The Securities Appellate Tribunal issued an order dated July 26, 2016, in the matter of Man Industries (India) Limited (MIL), upholding a penalty of Rs. 25 lakhs (2.5 million) for violation of immediate and continuous disclosure norms under the SEBI (Prevention of Insider Trading) Regulations, 2015. MIL had delayed the disclosure of two material contracts by 59 and 7 days respectively, which led to a fluctuation in its scrip price.

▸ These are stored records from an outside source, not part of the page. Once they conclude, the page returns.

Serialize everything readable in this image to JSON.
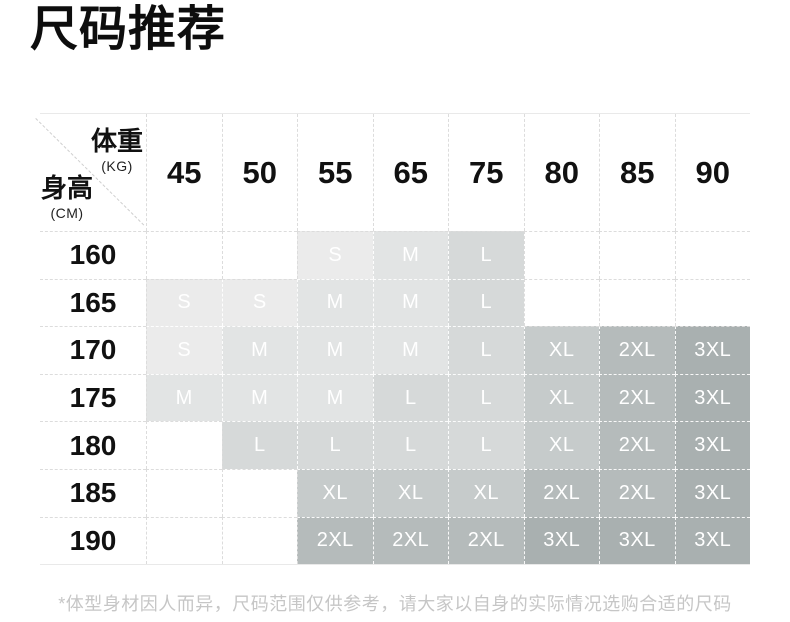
{
  "page": {
    "title": "尺码推荐",
    "footnote": "*体型身材因人而异，尺码范围仅供参考，请大家以自身的实际情况选购合适的尺码"
  },
  "chart_data": {
    "type": "table",
    "title": "尺码推荐",
    "col_axis": {
      "label": "体重",
      "unit": "(KG)"
    },
    "row_axis": {
      "label": "身高",
      "unit": "(CM)"
    },
    "columns": [
      "45",
      "50",
      "55",
      "65",
      "75",
      "80",
      "85",
      "90"
    ],
    "rows": [
      "160",
      "165",
      "170",
      "175",
      "180",
      "185",
      "190"
    ],
    "values": [
      [
        "",
        "",
        "S",
        "M",
        "L",
        "",
        "",
        ""
      ],
      [
        "S",
        "S",
        "M",
        "M",
        "L",
        "",
        "",
        ""
      ],
      [
        "S",
        "M",
        "M",
        "M",
        "L",
        "XL",
        "2XL",
        "3XL"
      ],
      [
        "M",
        "M",
        "M",
        "L",
        "L",
        "XL",
        "2XL",
        "3XL"
      ],
      [
        "",
        "L",
        "L",
        "L",
        "L",
        "XL",
        "2XL",
        "3XL"
      ],
      [
        "",
        "",
        "XL",
        "XL",
        "XL",
        "2XL",
        "2XL",
        "3XL"
      ],
      [
        "",
        "",
        "2XL",
        "2XL",
        "2XL",
        "3XL",
        "3XL",
        "3XL"
      ]
    ],
    "size_colors": {
      "S": "#ebebeb",
      "M": "#e2e4e4",
      "L": "#d6d9d9",
      "XL": "#c6cbcb",
      "2XL": "#b5bbbb",
      "3XL": "#a9b0b0"
    },
    "note": "*体型身材因人而异，尺码范围仅供参考，请大家以自身的实际情况选购合适的尺码"
  }
}
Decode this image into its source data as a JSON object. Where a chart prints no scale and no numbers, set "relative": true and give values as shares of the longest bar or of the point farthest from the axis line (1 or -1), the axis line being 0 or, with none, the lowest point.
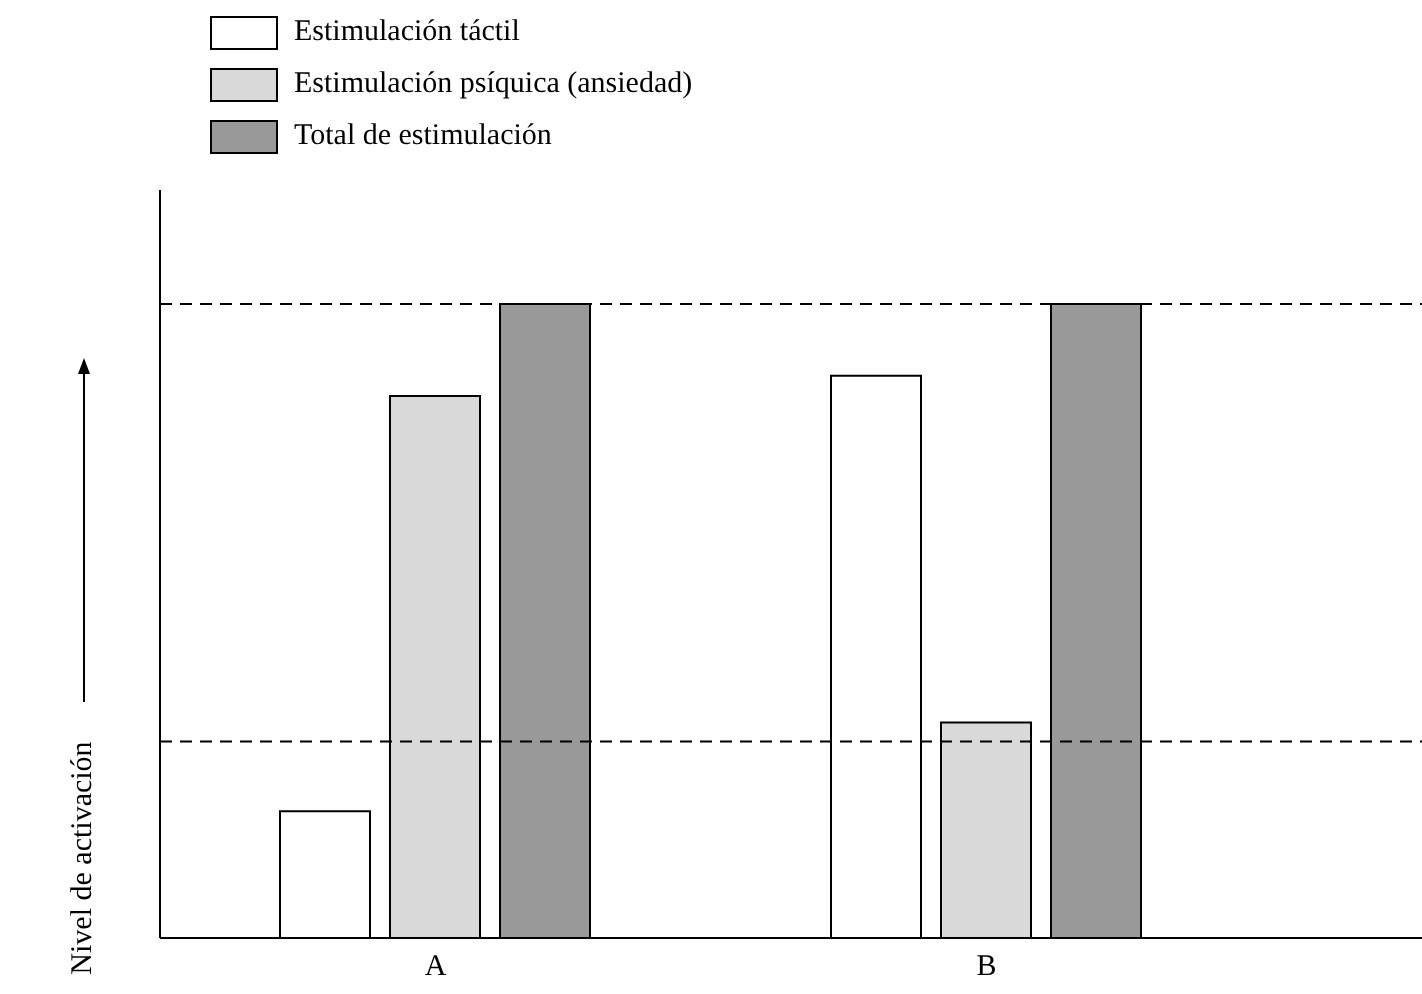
{
  "chart_data": {
    "type": "bar",
    "ylabel": "Nivel de activación",
    "categories": [
      "A",
      "B"
    ],
    "relative": true,
    "legend": "top left",
    "series": [
      {
        "name": "Estimulación táctil",
        "color": "#ffffff",
        "values": [
          0.2,
          0.887
        ]
      },
      {
        "name": "Estimulación psíquica (ansiedad)",
        "color": "#d9d9d9",
        "values": [
          0.855,
          0.34
        ]
      },
      {
        "name": "Total de estimulación",
        "color": "#999999",
        "values": [
          1,
          1
        ]
      }
    ],
    "ref_lines": [
      {
        "axis": "y",
        "value": 1,
        "line_style": "dashed",
        "color": "#000000"
      },
      {
        "axis": "y",
        "value": 0.31,
        "line_style": "dashed",
        "color": "#000000"
      }
    ]
  }
}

MIL had contended that the contracts were subject to amendments and were not effective on the date of signing of the contracts, pre-disclosure of an event could result in violation of the SEBI (ICDR) Regulations, 2009, and that all contracts involving large sums of money were not price sensitive information. However, SAT held that information which entails an amount of more than 50% of the annual order book of MIL and which, when disclosed can actually move the prices higher by 4.74%, is a price sensitive information under the Insider Trading Regulations. Holding that the contract did not differentiate between the date of signing and its effectiveness, SAT stated that it is the responsibility of MIL to prove that the initial disclosures were true, and that there is a genuine, subsequent change in the contract, which should be duly disclosed. SAT noticed that MIL had committed a similar violation and been penalized previously. Accordingly, SAT found the penalty of Rs. 25 lakhs to be justified.

Earlier, disclosures were made on occurrence and completion of an event, which was misused by certain companies who leaked material information through media, without informing the investors first. Subsequently, SEBI introduced continuous disclosure requirements under the Insider Trading Regulations. SAT’s ruling is in line with the rationale behind such change.